Boeing Jetliner Head Steps Down Amid 787 Faults
Boeing Co. said Monday that Scott Carson will step down as head of its commercial airplane division, ending a tenure marked by costly problems with the company's much-delayed 787 jetliner.
The Chicago-based company said Carson will be succeeded Tuesday by the head of its defense business, Jim Albaugh. Carson will help with special projects until the end of the year, when he will retire after 38 years with the company.
Carson's departure comes as Boeing struggles with sharply lower orders amid the global economic downturn, which has hurt demand for air travel. It's also grappled with its forthcoming 787, a next-generation aircraft that's been delayed five times due to parts shortages, supplier glitches and other production problems. Its shares, which topped $100 just two years ago, have been pummelled by the problems and market collapse, falling below $30 earlier this year.
Last week, Boeing said the plane, designed for fuel efficiency and built with carbon composite parts, will be ready for its maiden test flight by the end of the year. Initial deliveries are due by late 2010 — more than two years behind schedule.
The delays are expected to cost Boeing billions of dollars in penalties and additional expenses, but the company says the 787 program remains profitable.
Despite the 787's troubles, the plane remains Boeing's best-selling new aircraft to date and a priority for the company.

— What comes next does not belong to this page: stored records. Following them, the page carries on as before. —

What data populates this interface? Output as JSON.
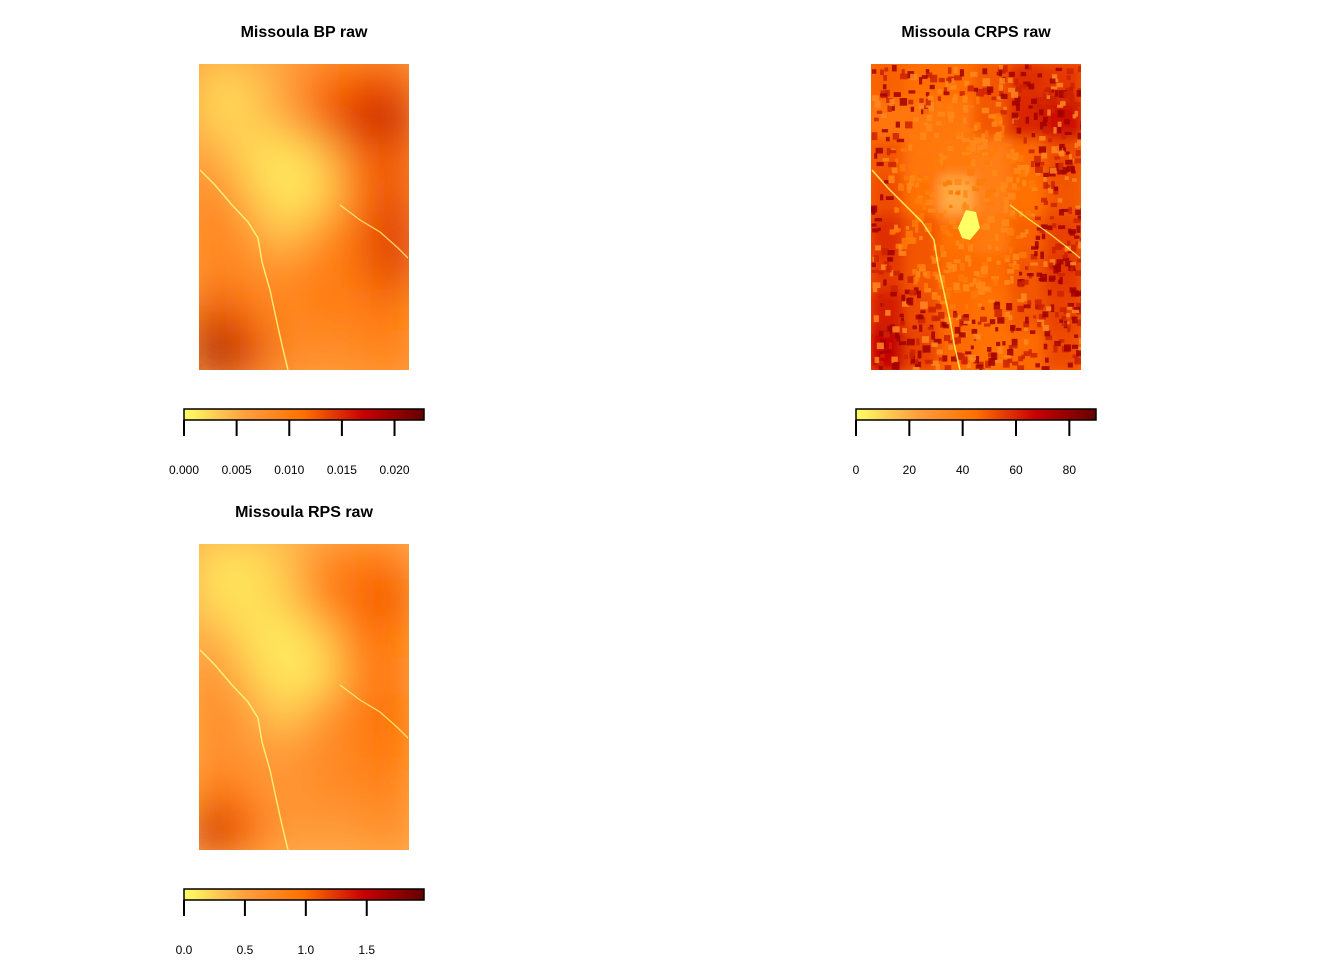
{
  "chart_data": [
    {
      "type": "heatmap",
      "title": "Missoula BP raw",
      "colorbar": {
        "colormap": "heat (yellow to dark red)",
        "colors": [
          "#ffff66",
          "#ffa040",
          "#ff6f00",
          "#c80000",
          "#660000"
        ],
        "range": [
          0,
          0.0228
        ],
        "ticks": [
          0,
          0.005,
          0.01,
          0.015,
          0.02
        ],
        "tick_labels": [
          "0.000",
          "0.005",
          "0.010",
          "0.015",
          "0.020"
        ]
      },
      "values_grid": {
        "rows": 8,
        "cols": 6,
        "values": [
          [
            0.002,
            0.003,
            0.006,
            0.011,
            0.012,
            0.013
          ],
          [
            0.002,
            0.003,
            0.005,
            0.012,
            0.016,
            0.018
          ],
          [
            0.006,
            0.002,
            0.001,
            0.003,
            0.011,
            0.013
          ],
          [
            0.01,
            0.004,
            0.001,
            0.002,
            0.01,
            0.014
          ],
          [
            0.01,
            0.007,
            0.003,
            0.008,
            0.011,
            0.016
          ],
          [
            0.009,
            0.008,
            0.008,
            0.01,
            0.01,
            0.015
          ],
          [
            0.014,
            0.01,
            0.008,
            0.01,
            0.009,
            0.011
          ],
          [
            0.021,
            0.015,
            0.008,
            0.008,
            0.008,
            0.01
          ]
        ]
      }
    },
    {
      "type": "heatmap",
      "title": "Missoula CRPS raw",
      "colorbar": {
        "colormap": "heat (yellow to dark red)",
        "colors": [
          "#ffff66",
          "#ffa040",
          "#ff6f00",
          "#c80000",
          "#660000"
        ],
        "range": [
          0,
          90
        ],
        "ticks": [
          0,
          20,
          40,
          60,
          80
        ],
        "tick_labels": [
          "0",
          "20",
          "40",
          "60",
          "80"
        ]
      },
      "values_grid": {
        "rows": 8,
        "cols": 6,
        "values": [
          [
            48,
            45,
            45,
            50,
            58,
            56
          ],
          [
            42,
            42,
            42,
            50,
            60,
            66
          ],
          [
            50,
            42,
            40,
            38,
            46,
            52
          ],
          [
            52,
            44,
            20,
            38,
            44,
            50
          ],
          [
            58,
            50,
            44,
            40,
            48,
            54
          ],
          [
            56,
            50,
            46,
            46,
            50,
            56
          ],
          [
            62,
            52,
            46,
            44,
            50,
            54
          ],
          [
            68,
            54,
            46,
            44,
            46,
            52
          ]
        ]
      }
    },
    {
      "type": "heatmap",
      "title": "Missoula RPS raw",
      "colorbar": {
        "colormap": "heat (yellow to dark red)",
        "colors": [
          "#ffff66",
          "#ffa040",
          "#ff6f00",
          "#c80000",
          "#660000"
        ],
        "range": [
          0,
          1.97
        ],
        "ticks": [
          0,
          0.5,
          1.0,
          1.5
        ],
        "tick_labels": [
          "0.0",
          "0.5",
          "1.0",
          "1.5"
        ]
      },
      "values_grid": {
        "rows": 8,
        "cols": 6,
        "values": [
          [
            0.15,
            0.15,
            0.3,
            0.7,
            0.85,
            0.9
          ],
          [
            0.15,
            0.15,
            0.25,
            0.75,
            1.0,
            1.1
          ],
          [
            0.45,
            0.15,
            0.1,
            0.25,
            0.8,
            0.95
          ],
          [
            0.7,
            0.3,
            0.1,
            0.15,
            0.7,
            0.9
          ],
          [
            0.75,
            0.5,
            0.25,
            0.55,
            0.8,
            1.0
          ],
          [
            0.7,
            0.55,
            0.55,
            0.7,
            0.75,
            0.95
          ],
          [
            0.95,
            0.7,
            0.55,
            0.7,
            0.7,
            0.8
          ],
          [
            1.5,
            1.0,
            0.55,
            0.55,
            0.55,
            0.7
          ]
        ]
      }
    }
  ]
}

Boeing has taken a new approach to building planes with the 787, relying on suppliers around the world to produce large sections of the aircraft that are later assembled at Boeing's facilities in Everett, Wash.
Carson, 63, has led Boeing's commercial plane division since 2006 and spent two years leading the unit's sales organization. Previously, he was executive vice president and chief financial officer of the division.

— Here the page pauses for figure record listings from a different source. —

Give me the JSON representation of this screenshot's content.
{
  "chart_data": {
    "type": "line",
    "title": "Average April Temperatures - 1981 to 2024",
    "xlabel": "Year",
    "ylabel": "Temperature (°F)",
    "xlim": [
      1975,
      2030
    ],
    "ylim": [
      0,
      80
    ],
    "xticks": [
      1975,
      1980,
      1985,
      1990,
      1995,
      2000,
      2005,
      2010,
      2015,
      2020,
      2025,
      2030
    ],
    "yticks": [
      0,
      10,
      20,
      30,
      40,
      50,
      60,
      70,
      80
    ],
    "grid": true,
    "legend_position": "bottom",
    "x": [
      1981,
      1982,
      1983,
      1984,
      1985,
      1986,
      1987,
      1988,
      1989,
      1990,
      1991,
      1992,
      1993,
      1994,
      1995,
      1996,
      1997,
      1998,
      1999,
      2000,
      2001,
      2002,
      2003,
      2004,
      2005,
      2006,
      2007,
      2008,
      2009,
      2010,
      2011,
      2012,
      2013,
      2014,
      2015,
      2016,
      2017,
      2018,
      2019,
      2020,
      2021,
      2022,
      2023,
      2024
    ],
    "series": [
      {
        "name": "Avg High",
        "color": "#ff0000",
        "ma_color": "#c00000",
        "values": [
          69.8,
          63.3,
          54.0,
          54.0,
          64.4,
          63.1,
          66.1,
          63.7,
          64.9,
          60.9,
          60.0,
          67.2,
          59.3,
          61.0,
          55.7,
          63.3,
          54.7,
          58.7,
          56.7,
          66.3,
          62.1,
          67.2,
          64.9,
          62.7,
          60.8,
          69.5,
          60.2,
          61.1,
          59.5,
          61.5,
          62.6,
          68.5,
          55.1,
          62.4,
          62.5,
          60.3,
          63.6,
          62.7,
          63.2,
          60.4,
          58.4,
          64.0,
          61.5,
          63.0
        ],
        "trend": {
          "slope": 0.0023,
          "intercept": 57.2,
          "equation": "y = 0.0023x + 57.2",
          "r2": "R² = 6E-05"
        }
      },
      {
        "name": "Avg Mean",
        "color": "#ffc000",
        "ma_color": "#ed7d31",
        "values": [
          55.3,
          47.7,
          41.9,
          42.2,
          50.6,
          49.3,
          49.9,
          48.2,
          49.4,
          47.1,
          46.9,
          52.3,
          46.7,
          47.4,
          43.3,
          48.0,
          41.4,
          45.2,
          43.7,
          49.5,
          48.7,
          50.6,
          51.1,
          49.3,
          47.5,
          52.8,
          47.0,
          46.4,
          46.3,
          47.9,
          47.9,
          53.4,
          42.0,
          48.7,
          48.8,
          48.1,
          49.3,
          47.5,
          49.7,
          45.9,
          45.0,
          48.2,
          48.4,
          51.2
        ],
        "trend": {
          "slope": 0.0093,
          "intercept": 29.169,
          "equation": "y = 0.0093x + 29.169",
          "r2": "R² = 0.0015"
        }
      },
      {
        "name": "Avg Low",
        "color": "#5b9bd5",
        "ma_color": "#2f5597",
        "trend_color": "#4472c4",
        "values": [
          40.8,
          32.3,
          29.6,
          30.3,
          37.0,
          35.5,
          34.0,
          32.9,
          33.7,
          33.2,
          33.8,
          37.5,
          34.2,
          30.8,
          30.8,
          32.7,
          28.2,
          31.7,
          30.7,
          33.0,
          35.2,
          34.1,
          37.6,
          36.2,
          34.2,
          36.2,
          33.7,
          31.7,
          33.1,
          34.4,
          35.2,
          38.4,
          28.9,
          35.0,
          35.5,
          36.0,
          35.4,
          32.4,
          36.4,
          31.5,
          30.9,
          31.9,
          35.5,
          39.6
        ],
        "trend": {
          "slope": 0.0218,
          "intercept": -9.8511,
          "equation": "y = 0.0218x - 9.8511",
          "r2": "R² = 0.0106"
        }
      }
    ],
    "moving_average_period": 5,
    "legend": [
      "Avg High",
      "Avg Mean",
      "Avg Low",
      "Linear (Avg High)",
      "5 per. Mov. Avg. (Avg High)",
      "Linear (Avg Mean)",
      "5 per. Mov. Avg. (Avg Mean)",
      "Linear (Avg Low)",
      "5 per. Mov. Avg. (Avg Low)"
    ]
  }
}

In a conference call, Boeing CEO Jim McNerney said Carson and Albaugh will work together to ensure a smooth transition.
"The decision to retire was Scott's, and he said it was based on many factors, the most important of which was resetting the 787 schedule last week and giving his successor a clear path forward on the program," he said.
But the timing of Carson's exit and Albaugh's move to the commercial airplane business puzzled some analysts.
It seems Boeing would want to keep Albaugh, a solid and highly regarded leader, at the top of its defense business, which is facing its own difficulties, said Peter Jacobs, an analyst with Ragen MacKenzie, a division of Wells Fargo Investments.
Albaugh, a 34-year Boeing veteran, has led the company's defense, space and related businesses since 2002. The division's revenue has grown in recent years and now accounts for roughly half Boeing's overall annual sales. He began his career with Rockwell's aerospace and defense businesses, which Boeing acquired in 1996.
Carson's retirement also comes at a curious time — shortly before the planned inaugural test flight of the 787 — and Boeing's explanation that Carson himself had chosen to step down "doesn't fully resonate with me," he added.
"It seems to me that he's retiring midstream, when we have yet to see how this movie ends," Jacobs said, referring to the 787's first flight and delivery to Japan's All Nippon Airways Co.
Boeing said Dennis Muilenburg, president of its military support and services business, will succeed Albaugh as president and CEO of the company's defense business, Integrated Defense Systems. A replacement for Muilenburg will be named at a later date.
Shares of Boeing dropped $1.37, or 2.7 percent, to close the regular session at $49.67. They dipped 2 cents in aftermarket trading.